A reproducible lab result plus quiz verification and incident-safe operating evidence.

Chapter 12: Controlled Chaos

Learning Objectives

By the end of this chapter, you will be able to:

  • Design a bounded chaos drill with explicit kill switch and time window
  • Execute deterministic failure injection before advancing to random chaos
  • Capture evidence during controlled disruption for post-drill analysis
  • Distinguish a chaos drill from an uncontrolled experiment

Start with the video for the concept overview, then work through each lesson section.

Recall Check

Before continuing, quickly recall:

  • What is the difference between HPA bounds and PDB constraints during a node drain? (Chapter 09)
  • Why does logs-only debugging fail without trace_id correlation? (Chapter 10)
  • Why is a backup that has never been restored not actually a backup? (Chapter 11)

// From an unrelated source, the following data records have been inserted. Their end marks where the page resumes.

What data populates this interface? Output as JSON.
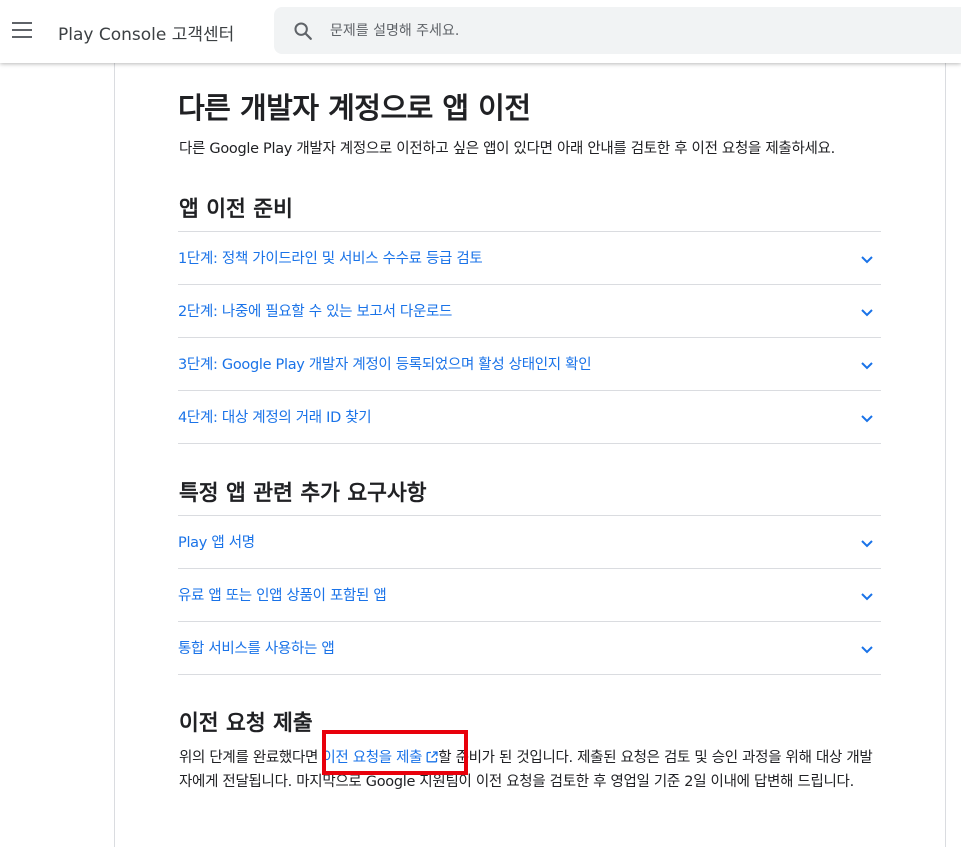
{
  "header": {
    "product_title": "Play Console 고객센터",
    "search_placeholder": "문제를 설명해 주세요."
  },
  "article": {
    "title": "다른 개발자 계정으로 앱 이전",
    "intro": "다른 Google Play 개발자 계정으로 이전하고 싶은 앱이 있다면 아래 안내를 검토한 후 이전 요청을 제출하세요.",
    "sections": [
      {
        "heading": "앱 이전 준비",
        "items": [
          "1단계: 정책 가이드라인 및 서비스 수수료 등급 검토",
          "2단계: 나중에 필요할 수 있는 보고서 다운로드",
          "3단계: Google Play 개발자 계정이 등록되었으며 활성 상태인지 확인",
          "4단계: 대상 계정의 거래 ID 찾기"
        ]
      },
      {
        "heading": "특정 앱 관련 추가 요구사항",
        "items": [
          "Play 앱 서명",
          "유료 앱 또는 인앱 상품이 포함된 앱",
          "통합 서비스를 사용하는 앱"
        ]
      }
    ],
    "submit_section": {
      "heading": "이전 요청 제출",
      "text_before": "위의 단계를 완료했다면 ",
      "link_text": "이전 요청을 제출",
      "text_after": "할 준비가 된 것입니다. 제출된 요청은 검토 및 승인 과정을 위해 대상 개발자에게 전달됩니다. 마지막으로 Google 지원팀이 이전 요청을 검토한 후 영업일 기준 2일 이내에 답변해 드립니다."
    }
  },
  "colors": {
    "link": "#1a73e8",
    "highlight": "#e8000b",
    "divider": "#dadce0"
  }
}
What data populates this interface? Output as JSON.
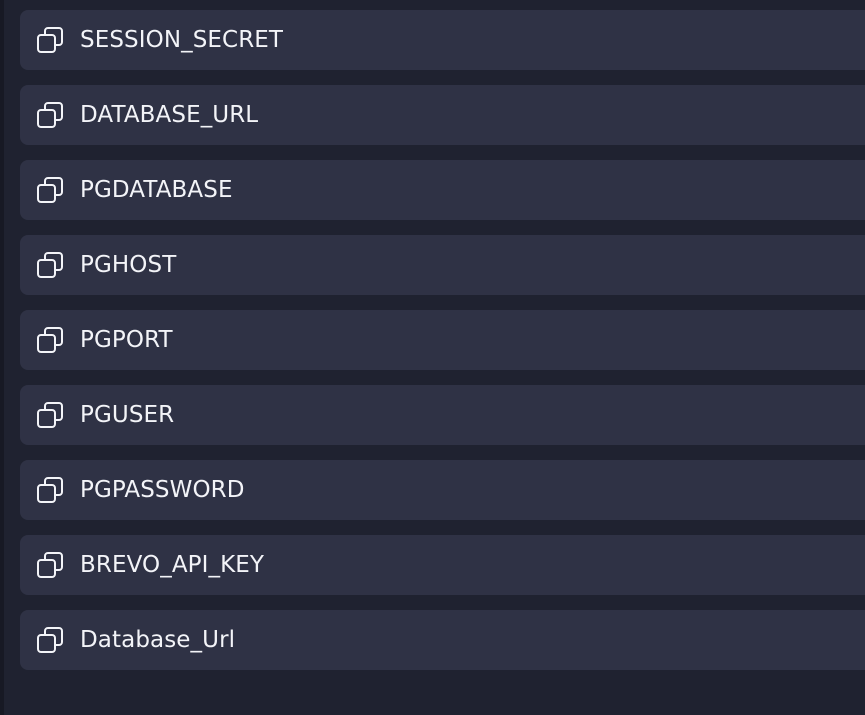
{
  "secrets": [
    {
      "key": "SESSION_SECRET",
      "icon": "copy-icon"
    },
    {
      "key": "DATABASE_URL",
      "icon": "copy-icon"
    },
    {
      "key": "PGDATABASE",
      "icon": "copy-icon"
    },
    {
      "key": "PGHOST",
      "icon": "copy-icon"
    },
    {
      "key": "PGPORT",
      "icon": "copy-icon"
    },
    {
      "key": "PGUSER",
      "icon": "copy-icon"
    },
    {
      "key": "PGPASSWORD",
      "icon": "copy-icon"
    },
    {
      "key": "BREVO_API_KEY",
      "icon": "copy-icon"
    },
    {
      "key": "Database_Url",
      "icon": "copy-icon"
    }
  ],
  "colors": {
    "background": "#1f2230",
    "row": "#2f3245",
    "text": "#f3f4f8"
  }
}
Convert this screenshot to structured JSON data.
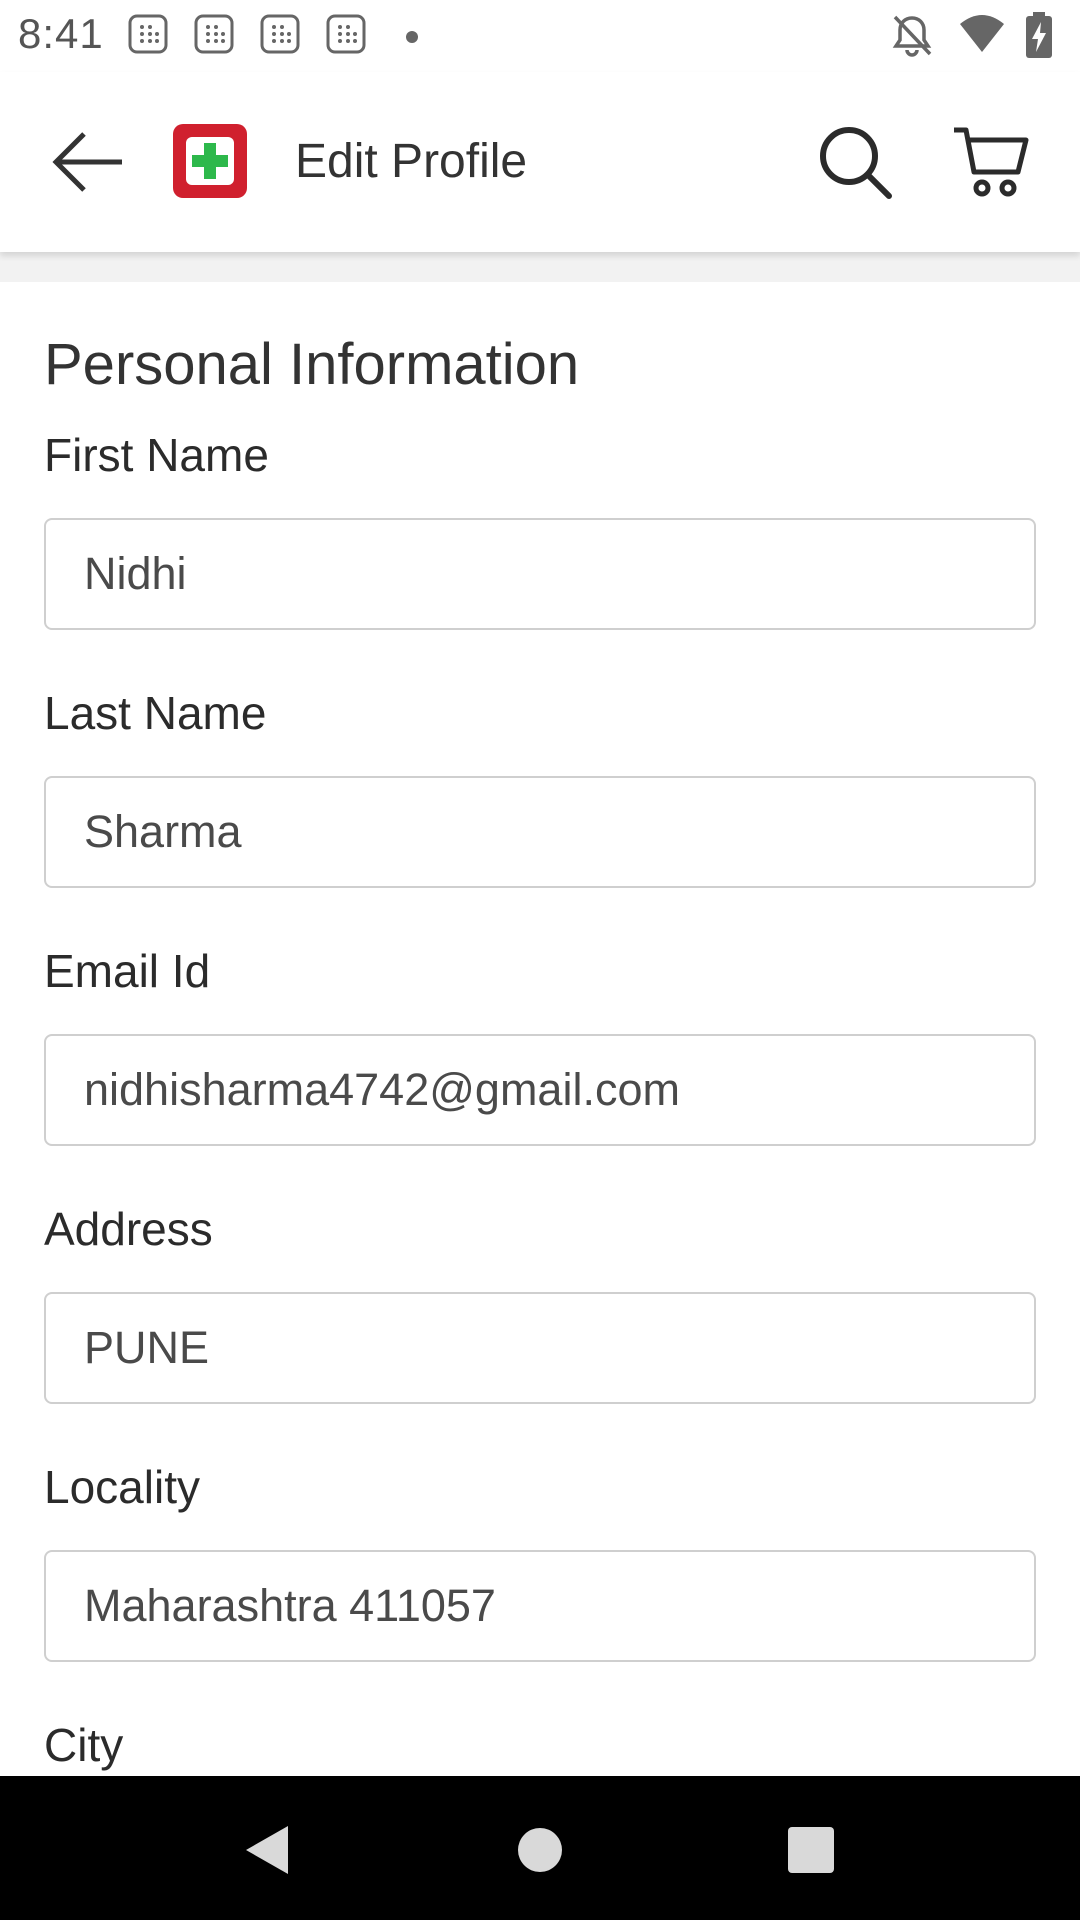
{
  "status_bar": {
    "time": "8:41",
    "notification_icons": [
      "calendar-grid-icon",
      "calendar-grid-icon",
      "calendar-grid-icon",
      "calendar-grid-icon"
    ],
    "right_icons": [
      "bell-off-icon",
      "wifi-icon",
      "battery-charging-icon"
    ]
  },
  "app_bar": {
    "title": "Edit Profile",
    "brand_color": "#d0202e",
    "logo_cross_color": "#2db84b"
  },
  "section": {
    "title": "Personal Information"
  },
  "fields": [
    {
      "label": "First Name",
      "value": "Nidhi"
    },
    {
      "label": "Last Name",
      "value": "Sharma"
    },
    {
      "label": "Email Id",
      "value": "nidhisharma4742@gmail.com"
    },
    {
      "label": "Address",
      "value": "PUNE"
    },
    {
      "label": "Locality",
      "value": "Maharashtra 411057"
    },
    {
      "label": "City",
      "value": ""
    }
  ],
  "nav_bar": {
    "buttons": [
      "back-triangle-icon",
      "home-circle-icon",
      "recents-square-icon"
    ]
  }
}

If you can’t answer these, revisit the corresponding chapter before proceeding.

Production resilience is not proven in calm conditions. The only way to know if your failover and alerts work is to break things on purpose. In this chapter, we implement a Chaos Monkey to rehearse failure under controlled conditions.


1. The Problem: The “Improvisation Under Stress”

A real failure mode appears for the first time during a high-stakes on-call shift. Responders improvise under stress, and mitigation becomes a manual, slow process. Recovery takes longer because the system’s behavior under failure was never practiced.

2. The Concept: Failure as an Experiment

We treat chaos like a scientific experiment, not a random act of destruction.

  1. Blast Radius: Limit failure to the develop namespace.
  2. Kill Switch: Every chaos tool must have an immediate “Stop” button.
  3. Measurable Impact: Run a drill only when you know exactly which metrics you expect to change.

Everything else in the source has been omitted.